Yeh Jawani Hai Deewani: A Review
Yeh Jawani Hai Deewani – Dir: Ayan Mukherjee; *ing: Ranbir Kapoor, Deepika Padukone, Kalki Koechlin, Aditya Roy Kapoor
Deewani? Meh, not so much
Eight years ago, reformed con duo Bunty and Babli (Abhishek Bachchan and Rani Mukherji) begged their captor/savior DCP Singh (Bachchan Senior) to rescue them from their life of dull, small-town domesticity, and take them along on his exciting hi-jinks. “If I have to make one more jar of mango pickle I’ll kill myself,” declared a desperate Babli.
Well, it’s telling that in 2013 Bollywood’s erstwhile happy wanderers are shown obediently opting for the opposite: 9-to-5 conformity over the spirit of adventure, and, even more telling, the movie is apparently saying to the audience, you’d better follow suit because anybody not toeing established societal lines, is screwed. Case in point: Avinash (Roy Kapoor), the one character who chooses not to go down the ‘accepted’ career path, is bankrupt by the end of the film, as well as a booze-hound and crummy gambler. Whether this is an anomalous narrative choice, or a sub-conscious alignment with conservative trends the world over, well, one could conjecture till the cows come home, but suffice to say that YJHD wraps its ‘wanderlust is for losers’ message in such a bubbly, insidiously effervescent little package that you could be forgiven for imagining that it might have a point there.
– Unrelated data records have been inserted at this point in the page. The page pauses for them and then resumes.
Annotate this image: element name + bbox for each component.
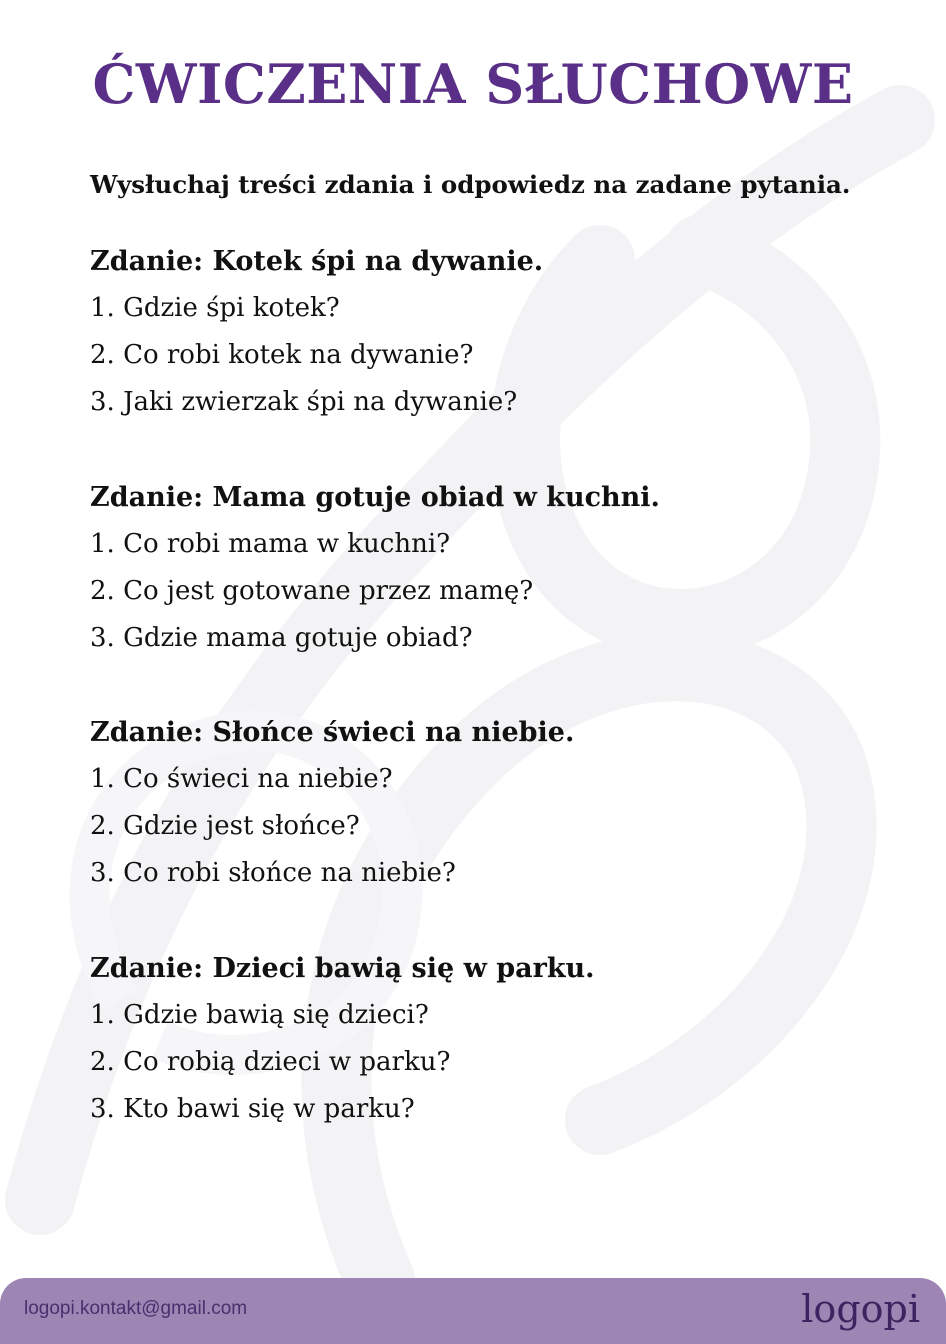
exercise-question: 3. Co robi słońce na niebie? — [90, 858, 456, 888]
exercise-question: 2. Gdzie jest słońce? — [90, 811, 360, 841]
exercise-sentence: Zdanie: Dzieci bawią się w parku. — [90, 953, 595, 984]
instruction-text: Wysłuchaj treści zdania i odpowiedz na zadane pytania. — [90, 170, 851, 199]
exercise-question: 1. Gdzie bawią się dzieci? — [90, 1000, 429, 1030]
exercise-question: 3. Jaki zwierzak śpi na dywanie? — [90, 387, 518, 417]
exercise-question: 3. Gdzie mama gotuje obiad? — [90, 623, 473, 653]
page-title: ĆWICZENIA SŁUCHOWE — [92, 52, 854, 116]
exercise-sentence: Zdanie: Słońce świeci na niebie. — [90, 717, 575, 748]
exercise-question: 2. Co robią dzieci w parku? — [90, 1047, 451, 1077]
exercise-question: 1. Gdzie śpi kotek? — [90, 293, 340, 323]
exercise-question: 1. Co robi mama w kuchni? — [90, 529, 451, 559]
exercise-2 — [90, 481, 890, 655]
exercise-sentence: Zdanie: Mama gotuje obiad w kuchni. — [90, 482, 660, 513]
exercise-sentence: Zdanie: Kotek śpi na dywanie. — [90, 246, 544, 277]
exercise-question: 3. Kto bawi się w parku? — [90, 1094, 415, 1124]
exercise-question: 1. Co świeci na niebie? — [90, 764, 393, 794]
exercise-1 — [90, 245, 890, 419]
brand-logo: logopi — [801, 1287, 920, 1331]
exercise-3 — [90, 716, 890, 890]
footer-bar — [0, 1278, 946, 1344]
exercise-question: 2. Co robi kotek na dywanie? — [90, 340, 474, 370]
exercise-4 — [90, 952, 890, 1126]
exercise-question: 2. Co jest gotowane przez mamę? — [90, 576, 534, 606]
contact-email[interactable]: logopi.kontakt@gmail.com — [24, 1298, 248, 1319]
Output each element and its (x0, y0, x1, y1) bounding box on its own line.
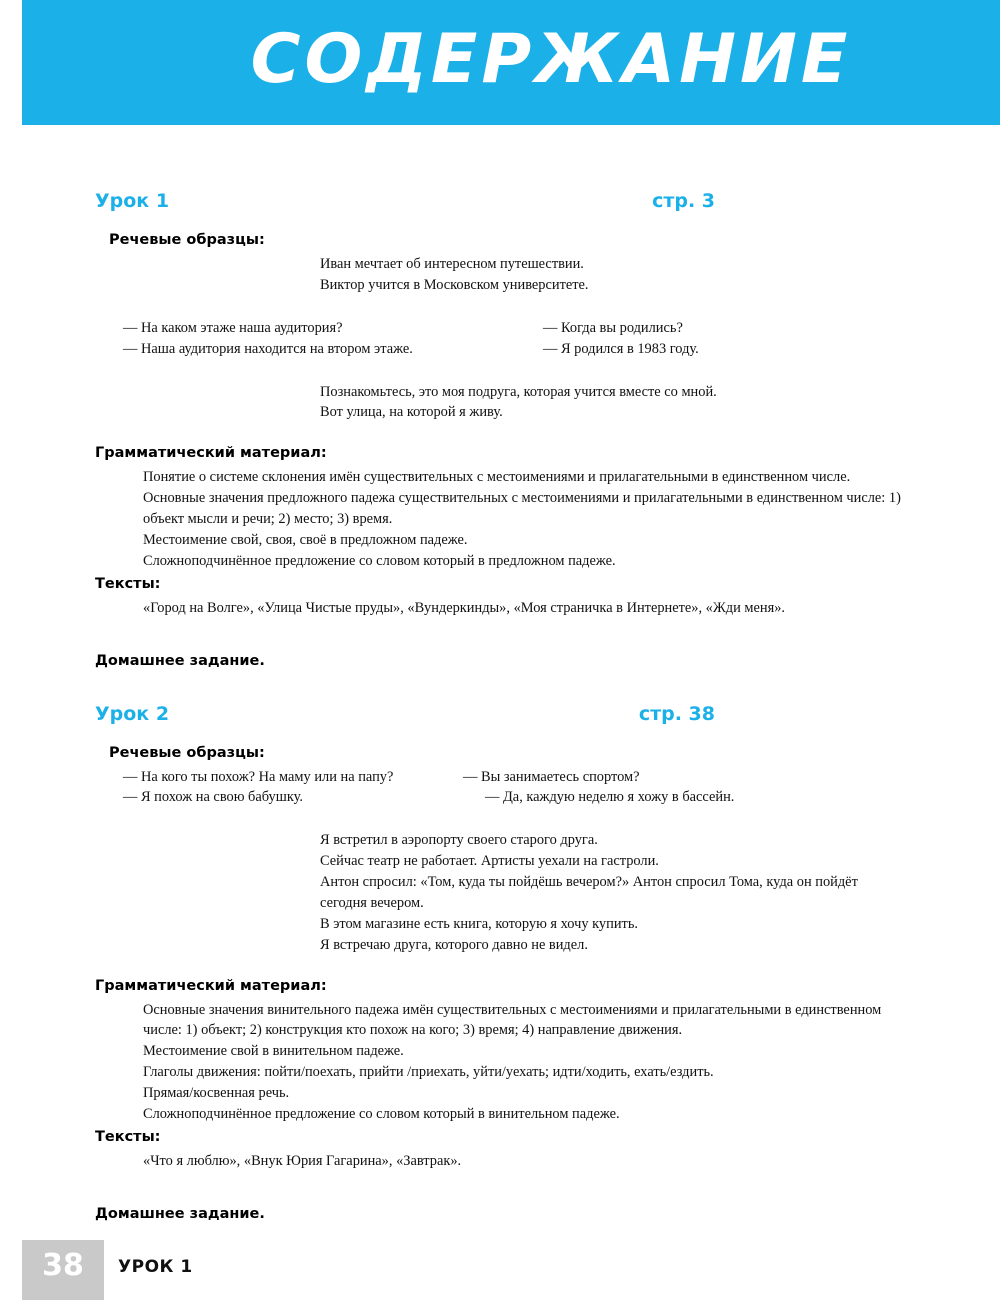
lesson-2-speech-extra: Я встретил в аэропорту своего старого друга. Сейчас театр не работает. Артисты уехали на гастроли. Антон спросил: «Том, куда ты пойдёшь вечером?» Антон спросил Тома, куда он пойдёт сегодня вечером. В этом магазине есть книга, которую я хочу купить. Я встречаю друга, которого давно не видел. (320, 832, 858, 953)
lesson-1-dialogs: — На каком этаже наша аудитория? — Наша аудитория находится на втором этаже. — Когда вы родились? — Я родился в 1983 году. (123, 319, 699, 357)
lesson-2-page-ref: стр. 38 (638, 702, 715, 725)
lesson-2-heading (95, 703, 905, 725)
lesson-2-title: Урок 2 (95, 702, 170, 725)
lesson-1-homework: Домашнее задание. (95, 652, 265, 669)
lesson-2-grammar-label: Грамматический материал: (95, 977, 327, 994)
lesson-2-grammar-lines: Основные значения винительного падежа имён существительных с местоимениями и прилагательными в единственном числе: 1) объект; 2) конструкция кто похож на кого; 3) время; 4) направление движения. Местоимение свой в винительном падеже. Глаголы движения: пойти/поехать, прийти /приехать, уйти/уехать; идти/ходить, ехать/ездить. Прямая/косвенная речь. Сложноподчинённое предложение со словом который в винительном падеже. (143, 1001, 882, 1122)
lesson-2-speech-label: Речевые образцы: (109, 744, 265, 761)
page-title: СОДЕРЖАНИЕ (250, 20, 852, 99)
lesson-2-homework: Домашнее задание. (95, 1205, 265, 1222)
lesson-2-dialogs: — На кого ты похож? На маму или на папу? — Я похож на свою бабушку. — Вы занимаетесь спортом? — Да, каждую неделю я хожу в бассейн. (123, 768, 735, 806)
lesson-1-speech-intro: Иван мечтает об интересном путешествии. Виктор учится в Московском университете. (320, 256, 589, 293)
lesson-entry-1 (95, 190, 905, 669)
contents-body (95, 190, 905, 1222)
footer-lesson-label: УРОК 1 (118, 1257, 193, 1277)
lesson-2-texts-line: «Что я люблю», «Внук Юрия Гагарина», «Завтрак». (143, 1152, 462, 1169)
footer-page-number: 38 (42, 1248, 84, 1283)
lesson-1-title: Урок 1 (95, 190, 170, 212)
lesson-1-texts-label: Тексты: (95, 575, 161, 592)
lesson-1-grammar-label: Грамматический материал: (95, 445, 327, 462)
lesson-1-texts-line: «Город на Волге», «Улица Чистые пруды», «Вундеркинды», «Моя страничка в Интернете», «Жди меня». (143, 599, 786, 616)
lesson-1-page-ref: стр. 3 (652, 190, 715, 212)
left-margin-strip (0, 0, 22, 1300)
lesson-1-grammar-lines: Понятие о системе склонения имён существительных с местоимениями и прилагательными в единственном числе. Основные значения предложного падежа существительных с местоимениями и прилагательными в единственном числе: 1) объект мысли и речи; 2) место; 3) время. Местоимение свой, своя, своё в предложном падеже. Сложноподчинённое предложение со словом который в предложном падеже. (143, 469, 901, 569)
lesson-1-heading (95, 190, 905, 212)
lesson-1-speech-extra: Познакомьтесь, это моя подруга, которая учится вместе со мной. Вот улица, на которой я живу. (320, 383, 717, 421)
header-banner (22, 0, 1000, 125)
lesson-entry-2 (95, 703, 905, 1222)
lesson-1-speech-label: Речевые образцы: (109, 232, 265, 248)
lesson-2-texts-label: Тексты: (95, 1128, 161, 1145)
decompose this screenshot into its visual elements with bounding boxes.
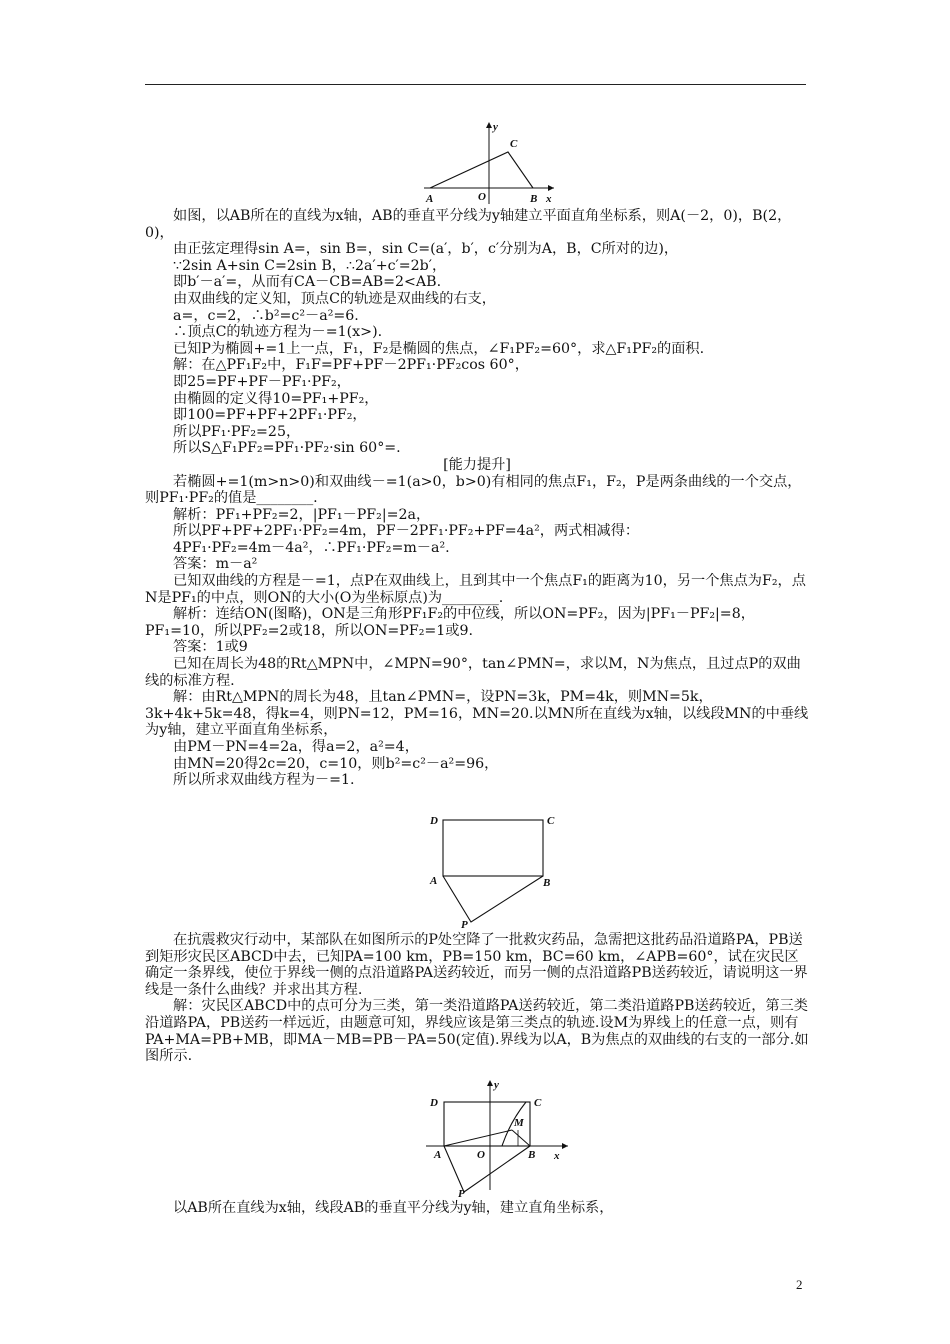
paragraph: ∴顶点C的轨迹方程为－=1(x>). (173, 324, 383, 341)
paragraph: 解：在△PF₁F₂中，F₁F=PF+PF－2PF₁·PF₂cos 60°， (173, 357, 529, 374)
label-p: P (458, 1188, 465, 1200)
label-b: B (530, 193, 538, 205)
header-rule (145, 84, 806, 85)
label-c: C (510, 138, 518, 150)
label-d: D (430, 815, 438, 827)
paragraph: 由正弦定理得sin A=，sin B=，sin C=(a′，b′，c′分别为A，B，C所对的边)， (173, 241, 679, 258)
label-b: B (543, 877, 551, 889)
paragraph: 解：由Rt△MPN的周长为48，且tan∠PMN=，设PN=3k，PM=4k，则MN=5k，3k+4k+5k=48，得k=4，则PN=12，PM=16，MN=20.以MN所在直线为x轴，以线段MN的中垂线为y轴，建立平面直角坐标系， (145, 689, 809, 739)
paragraph: 以AB所在直线为x轴，线段AB的垂直平分线为y轴，建立直角坐标系， (173, 1200, 614, 1216)
paragraph: 即25=PF+PF－PF₁·PF₂， (173, 373, 351, 390)
paragraph: 由双曲线的定义知，顶点C的轨迹是双曲线的右支， (173, 290, 496, 307)
rectangle-abcd-diagram (425, 810, 565, 930)
label-p: P (461, 919, 468, 931)
figure-boundary-curve (422, 1078, 572, 1198)
paragraph: 即100=PF+PF+2PF₁·PF₂， (173, 407, 367, 424)
label-o: O (478, 191, 486, 203)
label-m: M (514, 1117, 524, 1129)
paragraph: 若椭圆+=1(m>n>0)和双曲线－=1(a>0，b>0)有相同的焦点F₁，F₂，P是两条曲线的一个交点，则PF₁·PF₂的值是________. (145, 473, 802, 507)
paragraph: 已知双曲线的方程是－=1，点P在双曲线上，且到其中一个焦点F₁的距离为10，另一个焦点为F₂，点N是PF₁的中点，则ON的大小(O为坐标原点)为________. (145, 573, 806, 606)
paragraph: ∵2sin A+sin C=2sin B，∴2a′+c′=2b′， (173, 257, 447, 274)
text-block-1 (145, 208, 809, 789)
paragraph: 如图，以AB所在的直线为x轴，AB的垂直平分线为y轴建立平面直角坐标系，则A(－2，0)，B(2，0)， (145, 208, 792, 241)
paragraph: 由MN=20得2c=20，c=10，则b²=c²－a²=96， (173, 755, 499, 772)
paragraph: 4PF₁·PF₂=4m－4a²，∴PF₁·PF₂=m－a². (173, 539, 450, 556)
triangle-abc-diagram (420, 118, 560, 208)
paragraph: 即b′－a′=，从而有CA－CB=AB=2<AB. (173, 274, 442, 291)
paragraph: 解析：PF₁+PF₂=2，|PF₁－PF₂|=2a， (173, 506, 431, 523)
paragraph: 在抗震救灾行动中，某部队在如图所示的P处空降了一批救灾药品，急需把这批药品沿道路PA，PB送到矩形灾民区ABCD中去，已知PA=100 km，PB=150 km，BC=60 km，∠APB=60°，试在灾民区确定一条界线，使位于界线一侧的点沿道路PA送药较近，而另一侧的点沿道路PB送药较近，请说明这一界线是一条什么曲线？并求出其方程. (145, 932, 808, 998)
section-heading: [能力提升] (443, 456, 511, 473)
label-d: D (430, 1097, 438, 1109)
paragraph: 答案：m－a² (173, 556, 258, 573)
label-b: B (528, 1149, 536, 1161)
paragraph: 解析：连结ON(图略)，ON是三角形PF₁F₂的中位线，所以ON=PF₂，因为|PF₁－PF₂|=8，PF₁=10，所以PF₂=2或18，所以ON=PF₂=1或9. (145, 606, 755, 639)
paragraph: 所以PF₁·PF₂=25， (173, 423, 301, 440)
page-number: 2 (796, 1277, 803, 1292)
label-y: y (493, 121, 498, 133)
label-a: A (434, 1149, 442, 1161)
paragraph: 由PM－PN=4=2a，得a=2，a²=4， (173, 739, 419, 755)
label-a: A (426, 193, 434, 205)
label-c: C (547, 815, 555, 827)
label-y: y (494, 1079, 499, 1091)
label-o: O (477, 1149, 485, 1161)
label-c: C (534, 1097, 542, 1109)
paragraph: 已知P为椭圆+=1上一点，F₁，F₂是椭圆的焦点，∠F₁PF₂=60°，求△F₁PF₂的面积. (173, 340, 705, 357)
boundary-curve-diagram (422, 1078, 572, 1198)
text-block-4 (145, 1200, 809, 1217)
paragraph: 答案：1或9 (173, 639, 248, 656)
label-a: A (430, 875, 438, 887)
text-block-3 (145, 932, 809, 1065)
paragraph: 所以所求双曲线方程为－=1. (173, 772, 355, 789)
paragraph: 所以PF+PF+2PF₁·PF₂=4m，PF－2PF₁·PF₂+PF=4a²，两式相减得： (173, 523, 640, 540)
label-x: x (554, 1150, 560, 1162)
paragraph: 所以S△F₁PF₂=PF₁·PF₂·sin 60°=. (173, 440, 401, 457)
paragraph: a=，c=2，∴b²=c²－a²=6. (173, 307, 359, 324)
label-x: x (546, 193, 552, 205)
figure-triangle-abc (420, 118, 560, 208)
paragraph: 解：灾民区ABCD中的点可分为三类，第一类沿道路PA送药较近，第二类沿道路PB送药较近，第三类沿道路PA，PB送药一样远近，由题意可知，界线应该是第三类点的轨迹.设M为界线上的任意一点，则有PA+MA=PB+MB，即MA－MB=PB－PA=50(定值).界线为以A，B为焦点的双曲线的右支的一部分.如图所示. (145, 998, 809, 1065)
figure-rectangle-abcd (425, 810, 565, 930)
paragraph: 已知在周长为48的Rt△MPN中，∠MPN=90°，tan∠PMN=，求以M，N为焦点，且过点P的双曲线的标准方程. (145, 656, 801, 689)
paragraph: 由椭圆的定义得10=PF₁+PF₂， (173, 390, 379, 407)
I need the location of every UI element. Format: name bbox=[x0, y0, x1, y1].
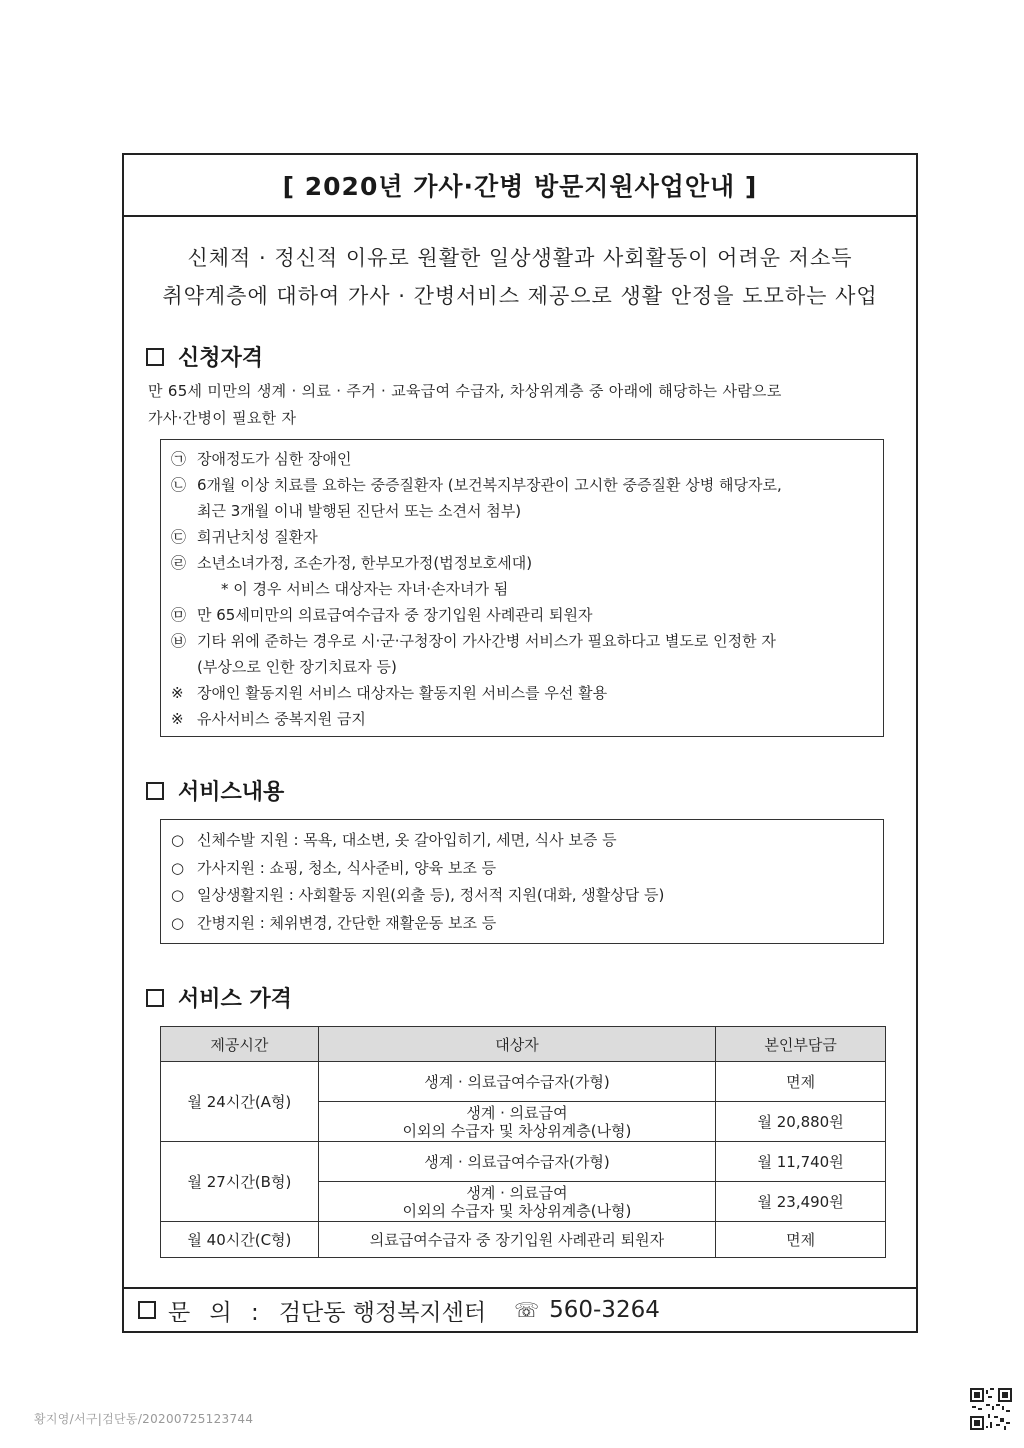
criteria-item bbox=[171, 628, 873, 654]
criteria-marker: ㉥ bbox=[171, 632, 187, 650]
criteria-text: 장애정도가 심한 장애인 bbox=[197, 450, 352, 468]
services-box bbox=[160, 819, 884, 944]
criteria-item bbox=[171, 602, 873, 628]
time-cell: 월 40시간(C형) bbox=[161, 1222, 319, 1258]
table-header-row bbox=[161, 1027, 886, 1062]
circle-bullet-icon: ○ bbox=[171, 886, 185, 904]
criteria-marker: ㉢ bbox=[171, 528, 187, 546]
reference-mark-icon: ※ bbox=[171, 684, 184, 702]
pricing-heading-label: 서비스 가격 bbox=[178, 987, 292, 1012]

By now Ranbir Kapoor can play a boyishly charming, roguish twentysomething with one cheeky grin tied behind his back, and he does so here for the umpteenth time, as Bunny, a boyishly charming roguish twentysomething with a penchant for mountain climbing, photography, and general tomfoolery. Pitted against Kapoor, most leading lady types can appear lackluster, but poor Deepika Padukone does one worse and comes off positively comatose. As Naina, a shrinking violet and geek-in-training (denoted by the wearing of spectacles, naturally), the actor strikes a single note through the film and that too off-key. Now when your stereotypical Bollywood free spirit and repressed geek meet cute, you know full well which way the film is headed, it’s just a question of getting there, and YJHD takes an awful long time doing that, filling out the time with a whole lot of fluff. Koechlin, easily overshadowing Padukone in her supporting role as feisty Aditi, is along for the ride as our four main characters navigate the twists and turns of their youth. What none of Bunny’s posse can seem to stomach, including his parents, is that the aspiring photographer doesn’t want to be tied down to a conventional life of home, hearth and job, and instead, wants to explore the world and the possibilities that it has to offer. ‘Selfish little git,’ they all seem to be muttering under their breath, looking at Bunny’s desires through the prism of how they will be affected by them, and then accusing him of being self-involved.
This tug-of-war between Bunny’s quest for individuality and everyone else’s determination to turn himinto a zombie homing pigeon forms the basis for all the other shenanigans that make up the story of YJHD. If it sounds slight, it is. Yes, there are clever lines, colourful musical numbers, groovy songs (with all the singers auto-tuned halfway to strangulation), and a radiant Madhuri Dixit putting young women half her age to shame with her dazzling moves, but at the end of it all, one feels slapped around with a righteous-stick. We’re apparently supposed to cheer as Bunny’s self-centred girlfriend tightens the dog-collar around his neck, asphyxiating his dreams, but imagine if Christopher Columbus or Vasco De Gama had been guilt-tripped by their lovers thusly – ‘why do you have to go traipsing around the world, can’t you just be happy here with me, herding sheep?’ So it should hardly count as a spoiler if one reveals here that Bunny clicks the heels of his ruby slippers three times and declares there’s no place like home. In a manner of speaking. But yes, he decides he’d rather witness random childbirth in Mumbai than see the Arc de Triumph in Paris.
Cult: Bunty Aur Babli (2007) – Revisit Shaad Ali’s cunningly crafted and brilliantly acted ode to taking the path less travelled.
Current: Race 2 – Watch Deepika Padukone be wooden in yet another big-budget extravaganza!
Coming Attraction: Bhaag Milkha Bhaag – Any film about running should serve as a nice anti-dote to YJHD.